Skip what's not relevant
Don't upload 50 pages of general procurement legislation that applies to every procurement. The AI will dutifully read it all, use your credits, and clutter the analysis with generic observations. Focus on documents specific to this procurement.
Name vendors clearly
When you create a bid, use the actual vendor name. You'll see this in comparisons, exports, and throughout the interface. "SIA TechnoGroup" is better than "Bid 3".
File format tips
Best results: Native digital documents (PDFs created from Word, not scanned). The text is clean and structured, and parsing is fast and accurate.
Good results: Clear scans with readable text. Modern OCR handles these well, but complex tables and small fonts can be problematic.
Poor results: Blurry scans, photos of printed pages, handwritten documents. The AI struggles with these because the text extraction is unreliable.
Won't work: Password-protected files (remove the password first), corrupted files, DRM-protected documents.
If the RFP or proposal contains important pricing tables or technical matrices in Excel, upload the Excel file directly rather than a PDF export.
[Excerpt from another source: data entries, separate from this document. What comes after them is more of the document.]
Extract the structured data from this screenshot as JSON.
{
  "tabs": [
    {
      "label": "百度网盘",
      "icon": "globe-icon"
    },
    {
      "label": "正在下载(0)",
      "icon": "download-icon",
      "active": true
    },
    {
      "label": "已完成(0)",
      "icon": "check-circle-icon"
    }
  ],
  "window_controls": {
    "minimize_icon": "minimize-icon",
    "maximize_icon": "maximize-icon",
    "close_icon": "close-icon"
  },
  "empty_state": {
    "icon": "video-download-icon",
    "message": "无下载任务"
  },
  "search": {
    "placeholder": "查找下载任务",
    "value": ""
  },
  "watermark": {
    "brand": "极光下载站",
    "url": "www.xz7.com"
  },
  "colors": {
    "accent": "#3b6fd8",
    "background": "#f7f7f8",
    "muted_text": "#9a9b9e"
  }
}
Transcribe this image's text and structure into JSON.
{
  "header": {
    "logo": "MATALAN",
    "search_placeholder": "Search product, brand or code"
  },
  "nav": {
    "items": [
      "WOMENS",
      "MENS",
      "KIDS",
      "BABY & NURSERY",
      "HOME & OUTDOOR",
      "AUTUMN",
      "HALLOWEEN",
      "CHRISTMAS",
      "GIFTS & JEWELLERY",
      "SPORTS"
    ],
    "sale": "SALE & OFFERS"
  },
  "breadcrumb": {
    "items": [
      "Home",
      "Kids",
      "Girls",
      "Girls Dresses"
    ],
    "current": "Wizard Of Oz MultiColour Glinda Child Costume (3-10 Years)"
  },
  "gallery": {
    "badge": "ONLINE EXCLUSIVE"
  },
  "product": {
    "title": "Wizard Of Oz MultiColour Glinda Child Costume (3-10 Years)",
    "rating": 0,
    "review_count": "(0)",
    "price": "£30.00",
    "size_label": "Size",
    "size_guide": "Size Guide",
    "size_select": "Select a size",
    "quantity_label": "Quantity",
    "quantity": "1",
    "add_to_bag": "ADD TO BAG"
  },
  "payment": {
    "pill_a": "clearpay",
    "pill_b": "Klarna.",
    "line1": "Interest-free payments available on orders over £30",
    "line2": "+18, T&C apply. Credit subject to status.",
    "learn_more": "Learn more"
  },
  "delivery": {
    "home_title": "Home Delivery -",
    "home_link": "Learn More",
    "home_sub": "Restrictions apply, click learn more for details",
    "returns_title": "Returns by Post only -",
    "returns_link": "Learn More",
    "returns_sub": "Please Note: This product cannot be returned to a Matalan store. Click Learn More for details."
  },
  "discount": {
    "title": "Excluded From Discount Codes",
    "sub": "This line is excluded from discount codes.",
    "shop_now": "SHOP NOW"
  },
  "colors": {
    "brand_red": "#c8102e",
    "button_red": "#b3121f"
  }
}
The system handles tabular data in spreadsheets better than tables rendered in PDF.
File naming
The AI sees file names and uses them for context when searching documents. Descriptive names help:
| Less helpful | More helpful |
|---|---|
| doc1.pdf | Technical_Specifications_v2.pdf |
| scan_001.pdf | Financial_Proposal_CompanyX.pdf |
| New Document.docx | Team_CVs_TechnoGroup.docx |
Common mistakes to avoid
Uploading the RFP as a bid document (or vice versa). The AI treats the RFP as "what's required" and bid documents as "what's offered". Mixing these up produces nonsensical results.
Starting analysis before parsing completes. If documents are still being parsed, the AI works with incomplete information. Always wait for all files to show "Completed" status.
Uploading duplicate files. If the same document appears twice, the AI processes it twice (using more credits) and might raise duplicate findings.
Leaving old versions alongside new ones. If a vendor sent a revised proposal, remove the old version unless you specifically want both analyzed.